The long-standing instability on the Dniestr hardly favors the Moldovan authorities. A progress in the Transnistrian conflict settlement is regarded by Brussels as an important sign of Moldova’s Europeanization and as a pre-condition for some additional aid. So if the Moldovan authorities will be willing to keep the positive track of their relations with the EU, IMF and other donors, some positive developments in the conflict settlement will be needed. It is telling in this sense that during his meeting with Steinmeier on July 26 Andrian Candu expressed the will of the Moldovan authorities to work out during the next parliamentary session a concept of a special status for Transnistria, transitional legislation for negotiators’ mandate as well as a road map with concrete steps to resolve the conflict. “Prospects are quite good and we hope that the next year will be a year of opportunities”, he said. Of course it could be a simulation in face of Steinmeier’s visit, but we should not forget that earlier the Moldovan side simply referred to its own quite rough legislative act on the status of Transnistria adopted in 2005 taking any further discussions for inappropriate. Besides, the normalization of relations with Tiraspol is to some extent also a pre-condition for Moldova to restore positive relationship with Russia. Currently the Moldovan delegation is visiting Moscow to discuss the Russian-Moldovan road map on trade issues. So the international context, both in the West and the East, demands from Chisinau some concrete and positive initiatives in the conflict settlement.
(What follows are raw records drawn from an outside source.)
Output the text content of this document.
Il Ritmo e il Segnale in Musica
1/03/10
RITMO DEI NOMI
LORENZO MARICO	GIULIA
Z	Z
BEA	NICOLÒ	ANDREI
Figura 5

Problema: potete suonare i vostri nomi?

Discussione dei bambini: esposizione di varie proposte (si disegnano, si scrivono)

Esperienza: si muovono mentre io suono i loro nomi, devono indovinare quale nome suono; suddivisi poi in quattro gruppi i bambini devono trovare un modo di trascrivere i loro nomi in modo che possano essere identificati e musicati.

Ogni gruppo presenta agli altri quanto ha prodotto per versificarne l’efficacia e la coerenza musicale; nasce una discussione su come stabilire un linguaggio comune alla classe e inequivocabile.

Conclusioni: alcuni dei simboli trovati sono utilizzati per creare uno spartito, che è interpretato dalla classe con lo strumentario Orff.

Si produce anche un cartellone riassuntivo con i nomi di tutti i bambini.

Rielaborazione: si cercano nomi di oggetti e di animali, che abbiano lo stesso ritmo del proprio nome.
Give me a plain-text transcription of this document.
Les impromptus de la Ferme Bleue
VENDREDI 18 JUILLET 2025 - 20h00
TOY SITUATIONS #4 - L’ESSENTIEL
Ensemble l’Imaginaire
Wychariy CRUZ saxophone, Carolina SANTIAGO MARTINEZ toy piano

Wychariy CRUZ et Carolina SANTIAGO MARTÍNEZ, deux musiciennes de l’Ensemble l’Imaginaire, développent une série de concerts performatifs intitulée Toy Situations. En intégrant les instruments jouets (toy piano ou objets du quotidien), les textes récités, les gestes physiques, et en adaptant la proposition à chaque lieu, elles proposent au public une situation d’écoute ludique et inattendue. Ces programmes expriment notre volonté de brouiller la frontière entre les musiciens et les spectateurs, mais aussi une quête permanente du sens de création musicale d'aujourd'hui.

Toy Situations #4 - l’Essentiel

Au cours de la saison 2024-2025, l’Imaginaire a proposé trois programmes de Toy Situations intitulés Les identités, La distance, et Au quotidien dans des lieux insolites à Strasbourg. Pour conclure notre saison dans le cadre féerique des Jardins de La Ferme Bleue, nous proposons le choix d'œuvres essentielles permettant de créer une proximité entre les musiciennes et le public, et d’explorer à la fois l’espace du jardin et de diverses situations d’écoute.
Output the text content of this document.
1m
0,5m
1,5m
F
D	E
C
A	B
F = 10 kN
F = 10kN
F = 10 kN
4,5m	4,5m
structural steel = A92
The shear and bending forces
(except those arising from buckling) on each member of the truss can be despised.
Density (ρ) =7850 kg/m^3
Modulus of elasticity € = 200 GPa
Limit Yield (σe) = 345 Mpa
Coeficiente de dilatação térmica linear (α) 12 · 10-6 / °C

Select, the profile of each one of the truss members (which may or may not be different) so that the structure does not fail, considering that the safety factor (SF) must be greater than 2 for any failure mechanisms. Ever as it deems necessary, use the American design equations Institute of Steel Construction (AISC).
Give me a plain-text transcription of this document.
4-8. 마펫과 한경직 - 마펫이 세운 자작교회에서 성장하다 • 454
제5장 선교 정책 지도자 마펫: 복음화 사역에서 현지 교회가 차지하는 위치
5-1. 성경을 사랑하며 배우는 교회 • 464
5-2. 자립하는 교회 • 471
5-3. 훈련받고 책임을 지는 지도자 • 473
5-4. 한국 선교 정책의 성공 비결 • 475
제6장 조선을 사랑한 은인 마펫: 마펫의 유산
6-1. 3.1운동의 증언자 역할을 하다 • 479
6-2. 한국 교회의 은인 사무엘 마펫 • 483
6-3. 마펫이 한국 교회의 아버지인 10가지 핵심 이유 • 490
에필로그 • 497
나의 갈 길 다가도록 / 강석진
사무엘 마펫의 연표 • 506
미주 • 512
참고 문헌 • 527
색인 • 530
Besides, all the parties involved understand very well that the stalemate in the conflict resolution exists not only due to the Moldovan position, but also because of political situation in Tiraspol. In the context of forthcoming presidential elections both political camps represented by the president Shevchouk and the Supreme Council are competing now i.a. in accusing each other of close relations with Chisinau. Any substantial progress in the negotiations can be used by the current parliamentary opposition for producing subsequent information campaign against the president. For example, even the current situation with the Transnistrian import from the Ukrainian territory is interpreted by the representatives of the Supreme Council and some experts appearing at the TV-Channel TSV as an abolishment of Transnistrian statehood coordinated by Kiev and Chisinau with the Transnistrian government. That’s why it was notable that the German Foreign Minister also met with the speaker of the Transnistrian parliament Vadim Krasnoselski what is actually not necessary in terms of diplomatic protocol. Nevertheless, in face of current economic crisis in the break-away republic normalization of relations with Ukraine and Moldova is a key foreign economic priority for Tiraspol regardless of who is in power there at the moment. So in the mid-term perspective Transnistria is rather a positive (even if reserved) player in the conflict settlement than a provocateur.
The need to wait for the next year and to prepare the negotiation agenda for that was also formulated by the Russian representative in 5+2 negotiations Sergey Gubarev. The Transnistrian settlement is again unseasonable, this time predominantly due to local politics. The situation can change but it hardly happens in the second half of this year, at least if we speak about any positive trends.